Consider what happens when a manager interviews job candidates from a pool of applicants. The evaluation of a candidate can be affected by his or her place in the inter-view schedule. The candidate is likely to receive a better evaluation if interviewed after a mediocre applicant, and a worse evaluation if interviewed after a strong applicant.


Attributing one’s own characteristics to other people.

The superior who is a hard worker assigns the same character of hard working to his subordinates in appraising them.

People who engage in projection tend to perceive others according to what they themselves are like rather than perceiving others as they really are.


Judging someone on the basis of one’s perception of the group to which that person belongs. Stereotyping differs from the halo effect in that the latter is based on a single characteristic of the individual, rather than the individual’s membership in a particular group


Prejudice is an unfounded dislike of a person or group based on their belonging to a particular stereotyped group.
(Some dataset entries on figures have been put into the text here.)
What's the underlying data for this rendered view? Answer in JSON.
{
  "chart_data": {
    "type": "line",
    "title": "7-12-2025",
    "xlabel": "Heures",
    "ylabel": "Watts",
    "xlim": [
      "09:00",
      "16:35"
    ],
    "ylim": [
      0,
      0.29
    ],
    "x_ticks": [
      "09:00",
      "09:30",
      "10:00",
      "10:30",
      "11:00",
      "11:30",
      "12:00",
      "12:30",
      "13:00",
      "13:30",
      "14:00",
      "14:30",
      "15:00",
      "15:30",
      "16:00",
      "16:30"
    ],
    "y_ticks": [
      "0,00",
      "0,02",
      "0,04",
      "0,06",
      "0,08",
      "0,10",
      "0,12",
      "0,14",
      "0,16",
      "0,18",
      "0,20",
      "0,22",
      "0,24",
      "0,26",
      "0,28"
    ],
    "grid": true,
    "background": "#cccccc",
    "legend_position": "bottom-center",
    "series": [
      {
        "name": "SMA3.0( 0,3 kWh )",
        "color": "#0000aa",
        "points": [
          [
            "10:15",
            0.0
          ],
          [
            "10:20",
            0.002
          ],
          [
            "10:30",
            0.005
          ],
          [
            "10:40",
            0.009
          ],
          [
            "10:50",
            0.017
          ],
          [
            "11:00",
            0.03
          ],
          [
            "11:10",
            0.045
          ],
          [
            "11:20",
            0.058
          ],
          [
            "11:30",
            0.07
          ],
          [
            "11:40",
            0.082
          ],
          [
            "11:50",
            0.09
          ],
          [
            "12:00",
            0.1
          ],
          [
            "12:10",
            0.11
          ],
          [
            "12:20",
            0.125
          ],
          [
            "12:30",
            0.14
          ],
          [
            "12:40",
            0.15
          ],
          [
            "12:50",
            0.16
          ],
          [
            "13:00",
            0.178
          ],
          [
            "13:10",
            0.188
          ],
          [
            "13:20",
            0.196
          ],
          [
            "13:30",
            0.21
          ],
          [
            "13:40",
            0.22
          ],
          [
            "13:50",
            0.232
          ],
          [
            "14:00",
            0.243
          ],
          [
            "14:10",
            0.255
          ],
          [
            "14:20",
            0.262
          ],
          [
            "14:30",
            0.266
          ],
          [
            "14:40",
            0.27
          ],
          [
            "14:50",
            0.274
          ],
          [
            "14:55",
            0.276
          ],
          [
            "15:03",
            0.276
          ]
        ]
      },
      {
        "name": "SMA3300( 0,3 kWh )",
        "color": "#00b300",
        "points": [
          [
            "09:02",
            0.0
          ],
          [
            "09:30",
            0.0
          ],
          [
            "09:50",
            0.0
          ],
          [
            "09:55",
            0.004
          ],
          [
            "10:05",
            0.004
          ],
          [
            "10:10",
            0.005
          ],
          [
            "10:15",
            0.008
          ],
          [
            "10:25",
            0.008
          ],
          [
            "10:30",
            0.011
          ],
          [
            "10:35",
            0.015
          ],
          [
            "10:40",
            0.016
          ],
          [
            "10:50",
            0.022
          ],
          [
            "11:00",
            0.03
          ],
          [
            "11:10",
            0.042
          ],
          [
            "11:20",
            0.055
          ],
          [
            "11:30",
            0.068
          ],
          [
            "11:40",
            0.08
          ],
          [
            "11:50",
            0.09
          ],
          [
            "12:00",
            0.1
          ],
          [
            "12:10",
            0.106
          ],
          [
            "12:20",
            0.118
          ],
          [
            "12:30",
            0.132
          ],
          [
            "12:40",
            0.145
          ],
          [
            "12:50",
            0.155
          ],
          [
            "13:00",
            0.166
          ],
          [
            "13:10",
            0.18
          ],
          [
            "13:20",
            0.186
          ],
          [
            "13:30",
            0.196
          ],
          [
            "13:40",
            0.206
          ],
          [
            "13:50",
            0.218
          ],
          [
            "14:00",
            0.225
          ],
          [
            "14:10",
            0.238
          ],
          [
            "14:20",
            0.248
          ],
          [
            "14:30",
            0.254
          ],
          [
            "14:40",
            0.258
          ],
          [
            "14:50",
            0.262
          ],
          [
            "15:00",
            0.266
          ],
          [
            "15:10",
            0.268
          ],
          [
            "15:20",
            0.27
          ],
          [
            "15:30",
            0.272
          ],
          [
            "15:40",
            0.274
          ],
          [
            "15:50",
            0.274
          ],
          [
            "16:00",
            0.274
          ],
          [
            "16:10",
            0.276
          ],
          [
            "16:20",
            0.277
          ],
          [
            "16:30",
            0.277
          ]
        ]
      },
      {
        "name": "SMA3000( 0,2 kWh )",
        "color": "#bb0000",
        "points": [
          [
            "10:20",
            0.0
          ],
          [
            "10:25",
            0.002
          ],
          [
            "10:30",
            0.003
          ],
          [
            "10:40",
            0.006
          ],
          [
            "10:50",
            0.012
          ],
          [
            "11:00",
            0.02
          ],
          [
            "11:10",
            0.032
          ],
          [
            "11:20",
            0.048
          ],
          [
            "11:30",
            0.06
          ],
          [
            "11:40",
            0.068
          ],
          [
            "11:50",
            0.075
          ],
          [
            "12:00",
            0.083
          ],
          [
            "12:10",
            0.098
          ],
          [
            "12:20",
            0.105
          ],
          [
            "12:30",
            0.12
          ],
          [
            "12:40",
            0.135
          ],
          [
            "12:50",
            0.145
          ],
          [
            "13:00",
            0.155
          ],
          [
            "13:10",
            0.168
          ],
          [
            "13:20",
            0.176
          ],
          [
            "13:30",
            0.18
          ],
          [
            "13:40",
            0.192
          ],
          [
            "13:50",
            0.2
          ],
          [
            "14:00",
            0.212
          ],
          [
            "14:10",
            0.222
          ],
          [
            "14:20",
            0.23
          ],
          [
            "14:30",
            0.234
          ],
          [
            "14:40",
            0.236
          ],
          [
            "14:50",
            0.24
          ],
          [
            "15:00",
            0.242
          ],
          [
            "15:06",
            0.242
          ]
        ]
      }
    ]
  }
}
For instance, an individual may dislike people of a particular religion, or state that she does not want to work with someone of a particular ethnicity.

Prejudice can lead to negative consequences in the workplace and, in particular, to discrimination.

For instance, an individual of a particular ethnic group might be passed over for a management position because of the belief that employees might not see that person as a good manager. In another instance, an individual in his fifties who is looking for work but cannot find a job may be discriminated against because of the belief that younger workers are more appealing than older workers. Prejudice generally starts with stereotypes and then has negative emotional content added.